How we handle sensitive health content
Information about medication and weight can change real decisions, so we hold our content to a careful, transparent standard. Here is the stance we hold ourselves to.
Educational only, not medical advice
Everything GLP-Done publishes is educational. It is not medical advice, and it does not replace the judgment of your own clinician. Please talk to a qualified healthcare professional before starting, stopping, changing, or tapering any medication. Your situation, history, and goals are specific to you, and only someone who knows them can advise you safely.
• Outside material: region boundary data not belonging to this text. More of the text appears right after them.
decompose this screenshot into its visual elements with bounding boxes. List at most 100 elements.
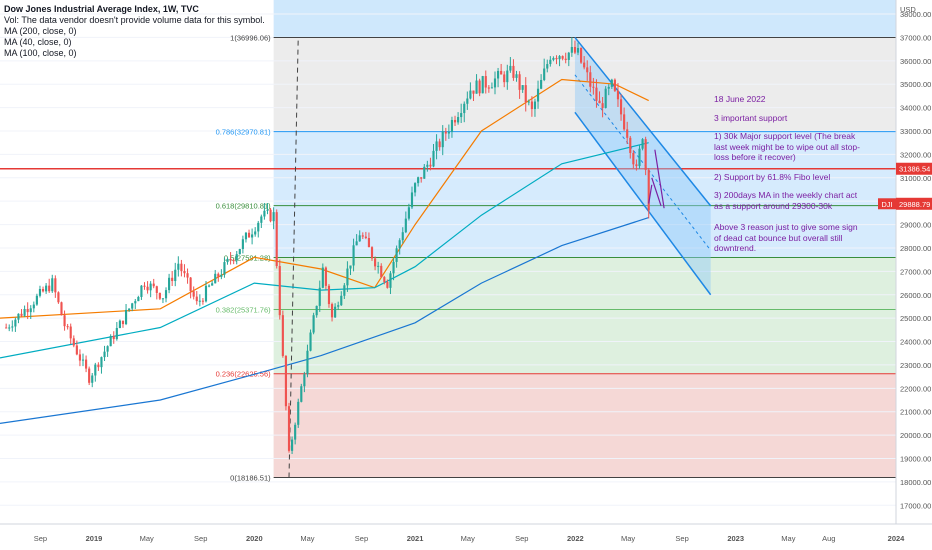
candle-body bbox=[481, 76, 484, 94]
candle-body bbox=[450, 119, 454, 132]
candle-body bbox=[641, 139, 644, 149]
candle-body bbox=[358, 235, 361, 242]
candle-body bbox=[186, 273, 189, 278]
legend-vol: Vol: The data vendor doesn't provide vol… bbox=[4, 15, 265, 25]
y-tick-label: 29000.00 bbox=[900, 221, 931, 230]
candle-body bbox=[312, 315, 315, 333]
x-tick-label: May bbox=[461, 534, 475, 543]
candle-body bbox=[460, 113, 463, 118]
candle-body bbox=[272, 212, 275, 222]
candle-body bbox=[85, 359, 88, 369]
candle-body bbox=[45, 285, 48, 292]
candle-body bbox=[558, 56, 561, 60]
candle-body bbox=[576, 48, 580, 53]
candle-body bbox=[29, 308, 32, 313]
candle-body bbox=[395, 248, 398, 262]
candle-body bbox=[417, 177, 420, 184]
x-tick-label: Sep bbox=[194, 534, 207, 543]
candle-body bbox=[180, 263, 183, 272]
x-tick-label: May bbox=[140, 534, 154, 543]
candle-body bbox=[226, 258, 229, 263]
candle-body bbox=[386, 281, 389, 288]
x-tick-label: 2022 bbox=[567, 534, 584, 543]
candle-body bbox=[204, 285, 208, 302]
fib-label-0.618: 0.618(29810.81) bbox=[216, 202, 272, 211]
candle-body bbox=[88, 368, 91, 383]
candle-body bbox=[263, 210, 266, 217]
fib-label-1: 1(36996.06) bbox=[230, 34, 271, 43]
channel-lower bbox=[574, 111, 712, 296]
price-tag-bg bbox=[878, 198, 896, 210]
legend-ma100: MA (100, close, 0) bbox=[4, 48, 77, 58]
candle-body bbox=[638, 148, 641, 167]
candle-body bbox=[321, 267, 324, 288]
candle-body bbox=[506, 70, 509, 83]
candle-body bbox=[174, 269, 177, 282]
fib-label-0.786: 0.786(32970.81) bbox=[216, 128, 272, 137]
currency-label: USD bbox=[900, 5, 916, 14]
candle-body bbox=[509, 65, 512, 71]
candle-body bbox=[146, 286, 149, 291]
candle-body bbox=[392, 261, 395, 274]
candle-body bbox=[247, 232, 251, 238]
candle-body bbox=[94, 364, 97, 376]
candle-body bbox=[41, 289, 45, 292]
x-tick-label: May bbox=[300, 534, 314, 543]
candle-body bbox=[469, 90, 472, 99]
y-tick-label: 33000.00 bbox=[900, 127, 931, 136]
candle-body bbox=[177, 263, 180, 270]
candle-body bbox=[349, 265, 352, 269]
candle-body bbox=[420, 177, 423, 179]
note-date: 18 June 2022 bbox=[714, 94, 766, 104]
candle-body bbox=[334, 306, 337, 318]
candle-body bbox=[291, 439, 294, 451]
candle-body bbox=[327, 285, 331, 305]
candle-body bbox=[143, 285, 146, 287]
candle-body bbox=[235, 254, 238, 261]
candle-body bbox=[423, 166, 426, 179]
candle-body bbox=[552, 58, 555, 60]
candle-body bbox=[318, 287, 321, 306]
y-tick-label: 23000.00 bbox=[900, 361, 931, 370]
channel-fill bbox=[574, 37, 711, 295]
candle-body bbox=[343, 285, 346, 296]
channel-mid bbox=[574, 74, 712, 251]
note-heading: 3 important support bbox=[714, 113, 788, 123]
time-axis-bg bbox=[0, 524, 932, 550]
candle-body bbox=[521, 85, 524, 90]
candle-body bbox=[438, 141, 441, 148]
ma100-line bbox=[0, 142, 649, 359]
y-tick-label: 36000.00 bbox=[900, 57, 931, 66]
candle-body bbox=[503, 74, 506, 83]
ma200-line bbox=[0, 217, 649, 424]
candle-body bbox=[567, 52, 570, 60]
candle-body bbox=[546, 64, 549, 69]
chart-legend: Dow Jones Industrial Average Index, 1W, … bbox=[4, 4, 265, 59]
candle-body bbox=[131, 303, 134, 309]
candle-body bbox=[426, 164, 429, 167]
x-tick-label: Sep bbox=[515, 534, 528, 543]
candle-body bbox=[229, 258, 232, 261]
candle-body bbox=[140, 285, 143, 297]
candle-body bbox=[564, 58, 567, 60]
candle-body bbox=[493, 78, 497, 88]
candle-body bbox=[5, 327, 8, 329]
candle-body bbox=[595, 87, 598, 101]
y-tick-label: 17000.00 bbox=[900, 501, 931, 510]
x-tick-label: Sep bbox=[675, 534, 688, 543]
x-tick-label: 2024 bbox=[888, 534, 906, 543]
candle-body bbox=[112, 336, 115, 340]
candle-body bbox=[51, 278, 54, 292]
candle-body bbox=[183, 271, 186, 274]
price-axis-bg bbox=[896, 0, 932, 550]
candle-body bbox=[592, 86, 595, 88]
x-tick-label: 2023 bbox=[727, 534, 744, 543]
candle-body bbox=[383, 277, 386, 282]
candle-body bbox=[530, 101, 533, 110]
candle-body bbox=[540, 79, 543, 89]
candle-body bbox=[580, 48, 583, 63]
candle-body bbox=[192, 291, 195, 297]
projection-arrow-3 bbox=[654, 149, 665, 209]
candle-body bbox=[54, 278, 57, 293]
We never instruct on dosing
We will never tell you how much of a medication to take, when to take it, or how to adjust it. Dosing is the clinician's job, full stop. We can explain how a class of medication generally works and what the research describes, but the specific numbers and the timing of any change belong in the conversation between you and your prescriber.
No efficacy guarantees
Bodies vary, and so do outcomes. We use ranges and caveats, and we do not promise results. You will not see us say a strategy is “guaranteed” or that it “prevents regain.” Instead we describe what the evidence suggests, for whom, and with what uncertainty, so you can set realistic expectations.
- We report likely ranges, not fixed outcomes.
- We avoid absolute language like guaranteed or prevents.
- We name individual variation rather than hiding it.
Obesity is a chronic condition
We frame obesity as a chronic condition, because that is what the medical consensus supports. Weight regain after a GLP-1 is physiology, a body responding the way bodies are built to respond, not a personal failure or a lack of willpower. Our language is meant to be identity-affirming and non-shaming. You will not find “cheat days” here, and you will not find before-and-after shaming. The aim is to be on your side, plainly and consistently.
Conflict-of-interest statement
GLP-Done receives no compensation from drug manufacturers. We are not paid to feature, recommend, or rank any medication or brand, and our content is educational rather than promotional. If that ever changes, we will disclose it clearly and prominently.
Authorship transparency
Content is created and maintained by Ian MacCallum, the founder. We do not fabricate clinician credentials, and we do not apply a “medically reviewed by” label we have not earned. We will only attach a named reviewer when a credentialed clinician is genuinely engaged to review the work. Until then, we would rather be honest about who is behind the words. You can read more about our sourcing in our methodology and about our team on the authors page.
Correction policy
We get things wrong sometimes, and when we do we want to fix them in the open. Errors are corrected promptly, with a visible note in the article's update log describing what changed. If you spot something that looks inaccurate, please tell us at iancmaccallum@gmail.com and we will look into it.
Why compliance is load-bearing here
This is not abstract caution. The FDA has taken enforcement action against false and misleading GLP-1 marketing, which is part of why we treat accuracy and restraint as non-negotiable. Holding to these standards protects you as a reader, and it keeps our content honest about what these medications can and cannot do.